Commentaire • 0
Sur la décision
| Référence : | TJ Lyon, réf. civils, 31 mars 2026, n° 25/01563 |
|---|---|
| Numéro(s) : | 25/01563 |
| Importance : | Inédit |
| Dispositif : | Statue sur un incident survenant au cours d'une mesure d'instruction ou d'information |
| Date de dernière mise à jour : | 10 avril 2026 |
| Lire la décision sur le site de la juridiction |
Sur les parties
| Avocat(s) : | |
|---|---|
| Cabinet(s) : | |
| Parties : | S.A.S. NEOABITA - AGR CONSTRUCTEUR c/ SARL MACONNERIE JEAN ROYER, S.A.R.L. HESTIA FINITIONS, S.A.R.L. BOIS CONSEIL, S.A.S. REVILIO, S.A.S. J BASTION, S.A.R.L. NR MENUISERIE, S.A.R.L. SANITE CHAUFFAGE |
Texte intégral
ORDONNANCE DU : 31 Mars 2026
DOSSIER N° : N° RG 25/01563 – N° Portalis DB2H-W-B7J-3BUX
AFFAIRE : S.A.S. NEOABITA – AGR CONSTRUCTEUR C/ S.A.S. J BASTION, S.A.S. REVILIO, S.A.R.L. BOIS CONSEIL, SARL MACONNERIE JEAN ROYER, exerçant sous le nom commercial MACONNERIE CHOMARAT, S.A.R.L. HESTIA FINITIONS, S.A.R.L. NR MENUISERIE, S.A.R.L. SANITE CHAUFFAGE, [U] [H], entrepreneur individuel, S.A.S. PROFALUX INDUSTRIE, S.A.S. MILLET PORTES ET FENETRES, S.A.S. PIERAMICA
TRIBUNAL JUDICIAIRE DE LYON
ORDONNANCE DE RÉFÉRÉ
PRÉSIDENT : Monsieur Victor BOULVERT, Juge
GREFFIER : Madame Catherine COMBY, lors du délibéré
Madame Florence FENAUTRIGUES, lors des débats
PARTIES :
DEMANDERESSE
S.A.S. NEOABITA – AGR CONSTRUCTEUR,
dont le siège social est sis [Adresse 1]
représentée par Maître Aurélie MONTANE-MARIJON de la SELARL LE DROIT AU CARRE, avocats au barreau de LYON
DEFENDERESSES
S.A.S. J BASTION,
dont le siège social est sis [Adresse 2]
représentée par Maître Antoine ROUSSEAU de la SELARL B2R & ASSOCIÉS, avocats au barreau de LYON
S.A.S. REVILIO,
dont le siège social est sis [Adresse 3]
non comparante, ni représentée
S.A.R.L. BOIS CONSEIL,
dont le siège social est sis [Adresse 4]
représentée par Maître Hélène DESCOUT de la SELARL CONSTRUCTIV’AVOCATS, avocats au barreau de LYON
SARL MACONNERIE JEAN ROYER, exerçant sous le nom commercial MACONNERIE CHOMARAT,
dont le siège social est sis [Adresse 5]
représentée par Maître Frédéric PIRAS de la SELARL PVBF, avocats au barreau de LYON
S.A.R.L. HESTIA FINITIONS,
dont le siège social est sis [Adresse 6]
non comparante, ni représentée
S.A.R.L. NR MENUISERIE,
dont le siège social est sis [Adresse 7]
non comparante, ni représentée
S.A.R.L. SANITE CHAUFFAGE,
dont le siège social est sis [Adresse 8]
non comparante, ni représentée
[U] [H], entrepreneur individuel,
dont le siège social est sis [Adresse 9]
non comparante, ni représentée
S.A.S. PROFALUX INDUSTRIE,
dont le siège social est sis [Adresse 10]
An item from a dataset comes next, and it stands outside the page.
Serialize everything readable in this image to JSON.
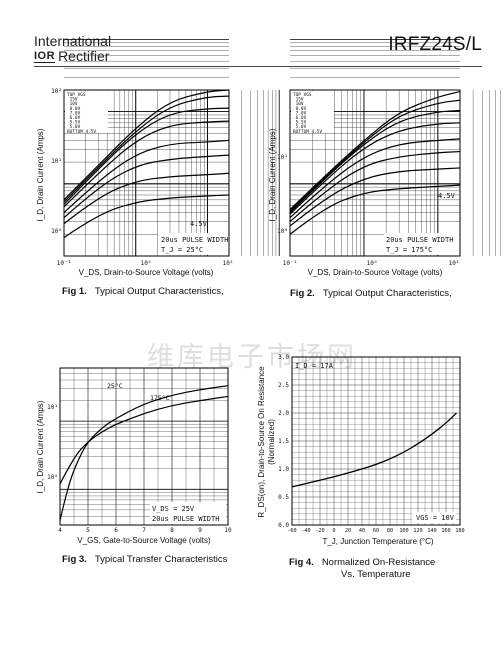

représentée par Maître Emmanuelle BAUFUME de la SCP BAUFUME ET SOURBE, avocats au barreau de LYON, avocat postulant et Maître Christelle ABAD-PERNOLLET de la SELARL JURIS MONT BLANC, avocats au barreau de BONNEVILLE, avocat plaidant
S.A.S. MILLET PORTES ET FENETRES,
dont le siège social est sis [Adresse 11]
non comparante, ni représentée
S.A.S. PIERAMICA,
dont le siège social est sis [Adresse 12]
non comparante, ni représentée
Débats tenus à l’audience du 23 Septembre 2025
EXPOSE DU LITIGE
Par acte en date du 10 décembre 2021, Monsieur [V] [K] et Madame [N] [E] [T], son épouse (les époux [K]) ont conclu avec la SAS NEOABITA – AGR CONSTRUCTEUR un contrat de construction de maison individuelle sans fourniture de plan, pour une somme totale de dont 599 688,00 euros, dont 598 600,00 euros pour l’exécution des travaux par le constructeur, portant sur l’édification d’une maison 210 m² sur un terrain sis [Adresse 13] à [Localité 1].
Dans le cadre de ce chantier, la SAS NEOABITA – AGR CONSTRUCTEUR a sous-traité les travaux à :
la SARL BOIS CONSEIL, en qualité de bureau d’études charpente bois ;
la SAS J BASTION, qui s’est vu confier le lot de travaux « VRD et terrassement » ;
la SARL MACONNERIE JEAN ROYER, exerçant sous le nom commercial MACONNERIE CHOMARAT, qui s’est vu confier le lot de travaux « maçonnerie » ;
la SARL SANITE CHAUFFAGE, qui s’est vu confier le lot de travaux « plomberie » ;
la SARL NR MENUISERIE, qui s’est vu confier le lot de travaux « menuiseries extérieures » ;
la SAS PROFALUX INDUSTRIE, qui a fourni les volets roulants ;
la SAS MILLET PORTES ET FENETRES, exerçant sous l’enseigne MILLET INDUSTRIE MANCHE, qui a fourni les baies vitrées ;
la société MJR FACADES, qui s’est vu confier la pose de couvertines ;
la SARL HESTIA FINITIONS, qui s’est vu confier le lot de travaux « parquet » ;
la SAS PIERAMICA, qui a fourni le carrelage et la faïence, ainsi que les équipements sanitaires.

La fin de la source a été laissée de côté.